After 50 years, fusion power hits a major milestone

Its implications go well beyond the Earth itself, affecting even the future of space travel.

On Tuesday, the U.S. Department of Energy announced that researchers at the National Ignition Facility in Livermore, California, had achieved net energy gain in a thermonuclear fusion experiment. The result was hailed as one of the most important scientific breakthroughs of the 21st century and the first step toward the holy grail of a cheap, plentiful source of clean energy. The news ping-ponged around the media. I had the chance, very briefly, to explain what it meant on both NBC and MSNBC.

But what does it all mean? Are the results really as remarkable as the Department of Energy touts? And how long before we all have a Mr. Fusion in our kitchens?

Core fusion concepts 

Along with being a professor at the University of Rochester Physics and Astronomy Department, I am also a scientist at the Laboratory for Laser Energetics, located just south of campus. The Laboratory is a premier laser fusion research facility, with $30 million per year in funding from the Department of Energy. It’s the smaller cousin of National Ignition Facility — a place where many ideas are first explored before taking them to Livermore. (The LLE can fire its lasers once every hour, while the NIF can only fire about once a day.) 

From that vantage point, I have spent more than 20 years watching the push for fusion. And I can tell you that yes, without a doubt, Tuesday’s announcement is a very big deal indeed.

The Sun is powered by thermonuclear fusion reactions in its core. Four hydrogen nuclei — each with a single proton — are squeezed together to form a helium nucleus, with its two protons and two neutrons. In the process they release some energy, as described by E = mc2. The Sun pulls off this trick by using the gravitational crush of its ponderous mass — 330,000 times the mass of the Earth. All that gravitational squeeze forces temperatures at the Sun’s core past 10 million degrees Kelvin. This creates pressures that slam the hydrogen nuclei together hard enough for the needed nuclear transmutation to occur. 

As soon as physicists realized this was how the Sun made its energy, they started to dream of getting the same process to work on Earth. But scientists don’t have 330,000 Earths-worth of mass to get things going, and there is a long-standing joke in fusion science circles that no matter when you ask, fusion will always be 20 years away. First, scientists tried using magnetic fields to generate the needed pressures. Later, they saw they could use converging laser beams to generate the squeeze. Regardless of the method, what matters is that since the 1950s there has been someone, somewhere, working to achieve fusion in a lab. The process has been painful and the progress slow.

It took decades, but we finally gained energy

While magnetic fusion and laser fusion (also called inertial confinement) have battled for supremacy, neither method had reached a point where any energy extracted by fusion reactions was greater than the energy put in to initiate those reactions. Simply put, there was no net energy gain.

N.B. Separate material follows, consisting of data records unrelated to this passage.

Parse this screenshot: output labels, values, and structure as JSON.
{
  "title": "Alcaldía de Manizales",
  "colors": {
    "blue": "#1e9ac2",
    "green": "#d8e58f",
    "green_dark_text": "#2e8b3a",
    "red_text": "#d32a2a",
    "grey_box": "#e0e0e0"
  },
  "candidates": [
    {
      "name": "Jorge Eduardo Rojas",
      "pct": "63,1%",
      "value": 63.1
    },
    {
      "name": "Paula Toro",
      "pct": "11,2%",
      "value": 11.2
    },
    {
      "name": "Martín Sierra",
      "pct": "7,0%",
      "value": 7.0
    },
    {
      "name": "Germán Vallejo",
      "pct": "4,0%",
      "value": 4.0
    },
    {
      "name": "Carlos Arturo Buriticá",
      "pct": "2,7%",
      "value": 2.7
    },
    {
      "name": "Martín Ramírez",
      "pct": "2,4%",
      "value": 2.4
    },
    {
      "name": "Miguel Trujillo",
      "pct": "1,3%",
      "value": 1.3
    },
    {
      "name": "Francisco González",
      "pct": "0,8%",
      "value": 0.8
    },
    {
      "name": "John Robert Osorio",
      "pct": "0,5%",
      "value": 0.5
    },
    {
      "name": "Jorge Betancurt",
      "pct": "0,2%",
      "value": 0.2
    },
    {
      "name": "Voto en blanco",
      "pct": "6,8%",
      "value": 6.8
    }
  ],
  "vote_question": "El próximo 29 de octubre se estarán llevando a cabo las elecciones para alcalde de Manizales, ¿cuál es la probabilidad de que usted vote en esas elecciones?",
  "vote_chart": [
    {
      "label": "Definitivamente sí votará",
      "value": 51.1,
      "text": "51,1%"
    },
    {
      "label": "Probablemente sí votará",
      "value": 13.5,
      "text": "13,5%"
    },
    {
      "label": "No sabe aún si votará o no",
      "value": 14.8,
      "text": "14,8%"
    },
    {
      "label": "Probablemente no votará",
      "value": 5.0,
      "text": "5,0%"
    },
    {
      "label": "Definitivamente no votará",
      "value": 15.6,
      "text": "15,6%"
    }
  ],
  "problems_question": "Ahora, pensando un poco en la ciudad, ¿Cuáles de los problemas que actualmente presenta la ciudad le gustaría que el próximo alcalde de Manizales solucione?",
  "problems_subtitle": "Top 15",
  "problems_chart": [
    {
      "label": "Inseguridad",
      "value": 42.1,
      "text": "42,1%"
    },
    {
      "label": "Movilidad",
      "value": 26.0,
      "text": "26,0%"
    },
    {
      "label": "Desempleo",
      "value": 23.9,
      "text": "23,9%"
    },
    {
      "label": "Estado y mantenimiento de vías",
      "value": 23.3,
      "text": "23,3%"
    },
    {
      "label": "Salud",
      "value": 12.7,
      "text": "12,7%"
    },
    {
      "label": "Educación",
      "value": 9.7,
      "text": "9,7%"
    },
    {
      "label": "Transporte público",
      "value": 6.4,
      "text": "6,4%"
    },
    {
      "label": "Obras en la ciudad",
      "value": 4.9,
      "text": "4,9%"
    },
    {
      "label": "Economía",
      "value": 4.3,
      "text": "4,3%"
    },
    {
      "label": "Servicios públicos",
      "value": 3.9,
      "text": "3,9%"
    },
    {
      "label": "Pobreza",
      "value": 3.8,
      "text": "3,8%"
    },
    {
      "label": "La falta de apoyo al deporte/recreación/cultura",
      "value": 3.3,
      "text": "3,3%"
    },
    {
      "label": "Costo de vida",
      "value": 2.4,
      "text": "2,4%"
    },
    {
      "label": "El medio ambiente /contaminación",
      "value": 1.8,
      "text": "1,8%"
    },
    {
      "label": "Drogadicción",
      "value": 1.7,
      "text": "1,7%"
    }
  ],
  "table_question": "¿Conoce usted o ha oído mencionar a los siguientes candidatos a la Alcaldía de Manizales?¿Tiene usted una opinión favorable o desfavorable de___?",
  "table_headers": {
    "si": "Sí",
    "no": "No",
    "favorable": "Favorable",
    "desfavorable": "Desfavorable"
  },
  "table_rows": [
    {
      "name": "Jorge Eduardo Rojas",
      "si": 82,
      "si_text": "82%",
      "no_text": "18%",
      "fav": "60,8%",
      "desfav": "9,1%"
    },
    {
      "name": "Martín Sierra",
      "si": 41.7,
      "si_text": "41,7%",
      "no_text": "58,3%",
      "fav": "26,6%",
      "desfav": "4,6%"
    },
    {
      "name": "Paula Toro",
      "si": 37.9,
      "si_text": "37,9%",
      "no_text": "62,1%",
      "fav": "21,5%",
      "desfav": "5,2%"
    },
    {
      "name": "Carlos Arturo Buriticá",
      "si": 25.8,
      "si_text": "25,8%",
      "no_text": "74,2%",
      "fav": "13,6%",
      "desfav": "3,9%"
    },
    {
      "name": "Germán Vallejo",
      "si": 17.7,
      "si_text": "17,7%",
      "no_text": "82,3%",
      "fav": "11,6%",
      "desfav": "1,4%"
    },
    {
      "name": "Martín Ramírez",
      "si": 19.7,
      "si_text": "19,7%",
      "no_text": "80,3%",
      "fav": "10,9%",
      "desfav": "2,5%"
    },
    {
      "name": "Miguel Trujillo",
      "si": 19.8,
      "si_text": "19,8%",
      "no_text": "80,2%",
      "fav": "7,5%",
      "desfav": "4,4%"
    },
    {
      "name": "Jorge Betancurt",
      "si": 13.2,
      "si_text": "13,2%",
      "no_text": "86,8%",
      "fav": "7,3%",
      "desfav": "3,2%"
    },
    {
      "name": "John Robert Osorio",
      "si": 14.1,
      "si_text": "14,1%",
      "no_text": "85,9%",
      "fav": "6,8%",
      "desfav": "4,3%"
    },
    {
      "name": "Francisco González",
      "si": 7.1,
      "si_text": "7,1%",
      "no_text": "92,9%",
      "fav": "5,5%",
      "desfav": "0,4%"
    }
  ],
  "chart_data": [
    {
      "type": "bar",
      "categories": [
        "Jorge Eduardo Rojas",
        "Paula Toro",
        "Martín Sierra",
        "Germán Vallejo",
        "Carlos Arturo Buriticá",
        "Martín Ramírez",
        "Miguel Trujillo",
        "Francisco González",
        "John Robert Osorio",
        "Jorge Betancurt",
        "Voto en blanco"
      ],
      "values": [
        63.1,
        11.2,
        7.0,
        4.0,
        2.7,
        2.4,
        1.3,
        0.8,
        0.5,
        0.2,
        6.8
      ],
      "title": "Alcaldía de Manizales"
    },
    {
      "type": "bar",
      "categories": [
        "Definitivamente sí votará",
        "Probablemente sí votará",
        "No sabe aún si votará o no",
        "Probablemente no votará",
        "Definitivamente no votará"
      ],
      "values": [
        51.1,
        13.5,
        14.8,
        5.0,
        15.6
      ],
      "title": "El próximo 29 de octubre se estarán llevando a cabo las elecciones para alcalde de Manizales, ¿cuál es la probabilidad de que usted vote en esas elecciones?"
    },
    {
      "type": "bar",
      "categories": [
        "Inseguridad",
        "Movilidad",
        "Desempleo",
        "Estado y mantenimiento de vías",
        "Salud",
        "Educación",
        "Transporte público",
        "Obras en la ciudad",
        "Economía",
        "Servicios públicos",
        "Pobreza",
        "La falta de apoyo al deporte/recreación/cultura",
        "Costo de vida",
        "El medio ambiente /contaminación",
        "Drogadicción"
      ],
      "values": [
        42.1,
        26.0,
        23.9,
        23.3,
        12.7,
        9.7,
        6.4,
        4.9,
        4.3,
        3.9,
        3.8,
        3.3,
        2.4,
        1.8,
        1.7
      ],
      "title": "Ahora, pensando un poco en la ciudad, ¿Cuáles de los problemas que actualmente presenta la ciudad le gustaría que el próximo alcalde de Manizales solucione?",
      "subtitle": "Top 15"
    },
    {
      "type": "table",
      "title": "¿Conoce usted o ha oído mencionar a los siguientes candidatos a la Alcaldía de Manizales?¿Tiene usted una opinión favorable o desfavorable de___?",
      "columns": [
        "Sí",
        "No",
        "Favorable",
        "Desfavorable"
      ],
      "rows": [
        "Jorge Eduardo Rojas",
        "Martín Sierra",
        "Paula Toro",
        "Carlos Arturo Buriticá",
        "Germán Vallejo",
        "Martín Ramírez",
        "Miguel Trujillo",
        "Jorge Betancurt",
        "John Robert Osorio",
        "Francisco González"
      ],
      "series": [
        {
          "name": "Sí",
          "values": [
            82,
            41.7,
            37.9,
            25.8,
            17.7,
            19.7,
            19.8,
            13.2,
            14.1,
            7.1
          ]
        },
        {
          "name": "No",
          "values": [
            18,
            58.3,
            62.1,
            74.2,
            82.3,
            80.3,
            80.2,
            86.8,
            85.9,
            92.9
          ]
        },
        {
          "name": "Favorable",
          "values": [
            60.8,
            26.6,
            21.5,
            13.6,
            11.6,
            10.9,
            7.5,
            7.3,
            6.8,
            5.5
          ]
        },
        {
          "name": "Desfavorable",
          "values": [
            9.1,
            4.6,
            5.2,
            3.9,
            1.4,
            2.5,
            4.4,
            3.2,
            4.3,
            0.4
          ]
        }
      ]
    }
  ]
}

When the Department of Energy decided to build the National Ignition Facility at the beginning of this century, the NIF immediately became the granddaddy of all laser fusion machines. It was so big that everyone expected net energy gain was just a few years away. But the Facility failed to deliver on those promises initially. Laser energy that was supposed to reach the target — a tiny capsule of deuterium and tritium — was being shunted away by the plasma generated in the capsule’s implosion. These initial failures left some wondering whether achieving fusion in the laboratory was simply impossible. Maybe the process was just too complicated, with too many instabilities that could thwart fusion ignition.

But the scientists at the National Ignition Facility finally prevailed. With patience and ingenuity, they worked and reworked the design of their experiments — the laser pulse, the fuel capsule, and anything else they could think of — and slowly they inched closer to their goal. Finally, they triggered a runaway thermonuclear ignition. Like a struck match, once the deuterium-tritium fuel started to burn, it gave off more energy than had been used to start the thermonuclear reactions. This result finally put the first part of the old “20-year” quip to rest. Fusion scientists have waited 50 years for this milestone, and now it is in the history books.

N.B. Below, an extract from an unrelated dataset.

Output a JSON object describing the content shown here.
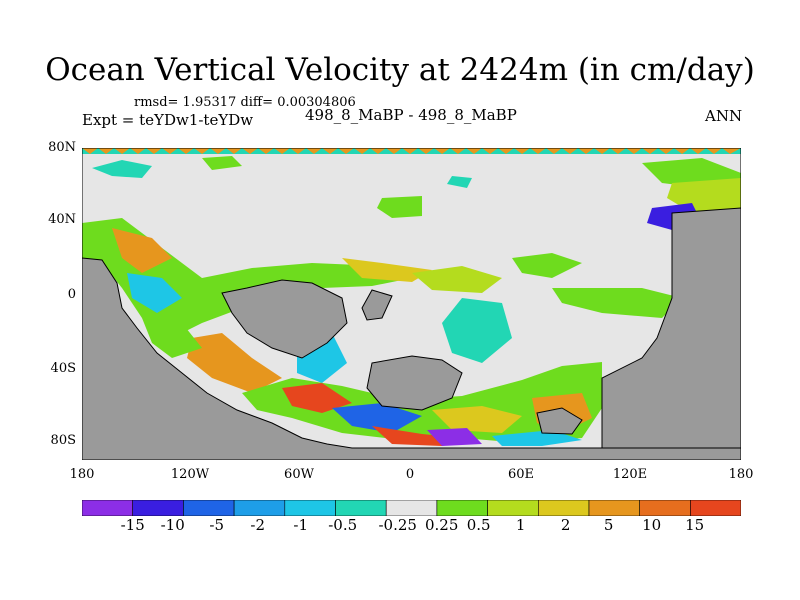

So, when will fusion power stations start to generate all the world’s energy needs, cleanly and at incredibly low cost? Well… in about 20 years. But the goal is attainable now. Before, we did not even know if fusion in the lab was possible. Now we know it is. Moving forward from here is about solving a lot of technical and engineering challenges. That will definitely take more than 10 years, but 20 or 30 years is now a realistic timetable for the development of a working commercial reactor. Now that we know it’s possible, there really is nothing to stop us. 

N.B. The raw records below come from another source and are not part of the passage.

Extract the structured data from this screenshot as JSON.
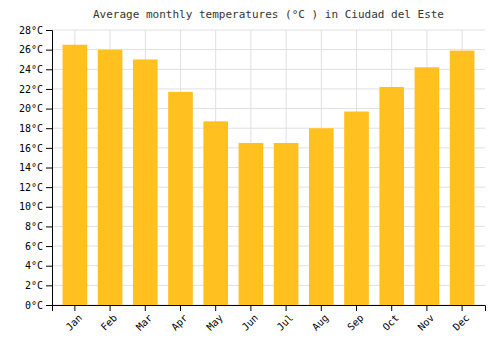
{
  "chart_data": {
    "type": "bar",
    "title": "Average monthly temperatures (°C ) in Ciudad del Este",
    "categories": [
      "Jan",
      "Feb",
      "Mar",
      "Apr",
      "May",
      "Jun",
      "Jul",
      "Aug",
      "Sep",
      "Oct",
      "Nov",
      "Dec"
    ],
    "values": [
      26.5,
      26.0,
      25.0,
      21.7,
      18.7,
      16.5,
      16.5,
      18.0,
      19.7,
      22.2,
      24.2,
      25.9
    ],
    "color": "#FFC020",
    "ylim": [
      0,
      28
    ],
    "yticks": [
      {
        "value": 0,
        "label": "0°C"
      },
      {
        "value": 2,
        "label": "2°C"
      },
      {
        "value": 4,
        "label": "4°C"
      },
      {
        "value": 6,
        "label": "6°C"
      },
      {
        "value": 8,
        "label": "8°C"
      },
      {
        "value": 10,
        "label": "10°C"
      },
      {
        "value": 12,
        "label": "12°C"
      },
      {
        "value": 14,
        "label": "14°C"
      },
      {
        "value": 16,
        "label": "16°C"
      },
      {
        "value": 18,
        "label": "18°C"
      },
      {
        "value": 20,
        "label": "20°C"
      },
      {
        "value": 22,
        "label": "22°C"
      },
      {
        "value": 24,
        "label": "24°C"
      },
      {
        "value": 26,
        "label": "26°C"
      },
      {
        "value": 28,
        "label": "28°C"
      }
    ],
    "grid": true
  }
}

The consequences of such a breakthrough are hard to fathom. Imagine what the world could do with a near-limitless supply of cheap, clean energy. What could we achieve? How might we progress? The implications soar beyond Earth. Nuclear fusion rockets would make continuous acceleration/deceleration to Mars and the rest of the solar system a reality. Rather than taking six to nine months to reach Mars, you could keep your motor on, accelerating and decelerating at 1G to arrive in just weeks. So indeed, there are many ways achieving fusion ignition is a game changer.